Every company that comes into contact with export faces the advantages and disadvantages of exporting. Exporting offers the opportunities. A new market can create sales and profit growth. It adds to your ‘brand’ and creates a larger and often more stable market.
But export also requires determining a strategy, having a long term vision and commitment. Exporting is not easy and can sometimes result in nothing but time wasted and money lost.
Determining the right export strategy is a first and important step. Will you start pioneering on your own and set up an office or showroom (direct export) or will you look for a partner to develop and serve the export market (indirect export)? Much depends on your company, the industry you are in and the sales and earnings outlook of the export market.
Direct export means high costs, especially in the development of the export market. Indirect export requires relatively little investment. Moreover, through your export partner you may have direct access to potential customers and relevant information on the export market.
Lindner Benelux BV supports its suppliers in developing and sustaining the export market Benelux. Therefor, our suppliers operate the Benelux market through indirect exporting.

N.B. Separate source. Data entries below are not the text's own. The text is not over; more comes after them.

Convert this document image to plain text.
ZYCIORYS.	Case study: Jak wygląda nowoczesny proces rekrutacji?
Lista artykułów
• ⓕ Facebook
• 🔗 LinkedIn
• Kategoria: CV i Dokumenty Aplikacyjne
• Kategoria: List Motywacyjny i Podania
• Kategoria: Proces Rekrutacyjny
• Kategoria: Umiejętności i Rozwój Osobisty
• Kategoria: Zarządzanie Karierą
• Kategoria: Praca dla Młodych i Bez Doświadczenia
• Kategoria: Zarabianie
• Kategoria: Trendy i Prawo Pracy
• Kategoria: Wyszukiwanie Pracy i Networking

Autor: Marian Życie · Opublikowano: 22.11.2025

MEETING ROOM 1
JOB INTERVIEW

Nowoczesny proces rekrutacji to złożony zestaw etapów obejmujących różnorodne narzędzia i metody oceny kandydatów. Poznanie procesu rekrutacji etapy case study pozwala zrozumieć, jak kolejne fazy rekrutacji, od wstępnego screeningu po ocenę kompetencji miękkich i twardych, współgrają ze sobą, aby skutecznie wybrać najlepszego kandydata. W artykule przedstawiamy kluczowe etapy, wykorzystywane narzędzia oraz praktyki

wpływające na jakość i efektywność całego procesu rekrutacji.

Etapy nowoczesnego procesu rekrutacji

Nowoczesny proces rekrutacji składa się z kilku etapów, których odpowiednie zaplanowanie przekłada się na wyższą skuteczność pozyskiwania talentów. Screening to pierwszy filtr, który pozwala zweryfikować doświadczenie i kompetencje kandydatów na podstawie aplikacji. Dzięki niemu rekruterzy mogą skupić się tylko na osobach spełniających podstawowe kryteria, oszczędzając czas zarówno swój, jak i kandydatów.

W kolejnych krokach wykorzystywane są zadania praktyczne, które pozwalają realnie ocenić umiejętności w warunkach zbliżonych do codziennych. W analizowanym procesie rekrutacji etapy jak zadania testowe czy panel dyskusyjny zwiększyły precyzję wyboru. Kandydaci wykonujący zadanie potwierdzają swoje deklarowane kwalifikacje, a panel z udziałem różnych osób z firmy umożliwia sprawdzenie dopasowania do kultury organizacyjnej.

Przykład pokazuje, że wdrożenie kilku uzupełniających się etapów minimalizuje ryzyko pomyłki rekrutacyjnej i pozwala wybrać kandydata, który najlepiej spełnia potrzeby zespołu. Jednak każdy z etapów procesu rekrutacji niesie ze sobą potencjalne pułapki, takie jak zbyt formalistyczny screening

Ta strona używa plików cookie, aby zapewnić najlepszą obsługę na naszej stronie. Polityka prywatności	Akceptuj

The market- and profit prospects for our suppliers offer them no business case for setting up a direct export strategy. In addition, the type of product they manufacture is best exported using an intermediary, not a distributor. This is due to the nature of the product they produce, a customer specific product with order-based manufacturing.
Lindner Benelux BV acts as an intermediary for its suppliers and support them in developing and sustaining the export Benelux.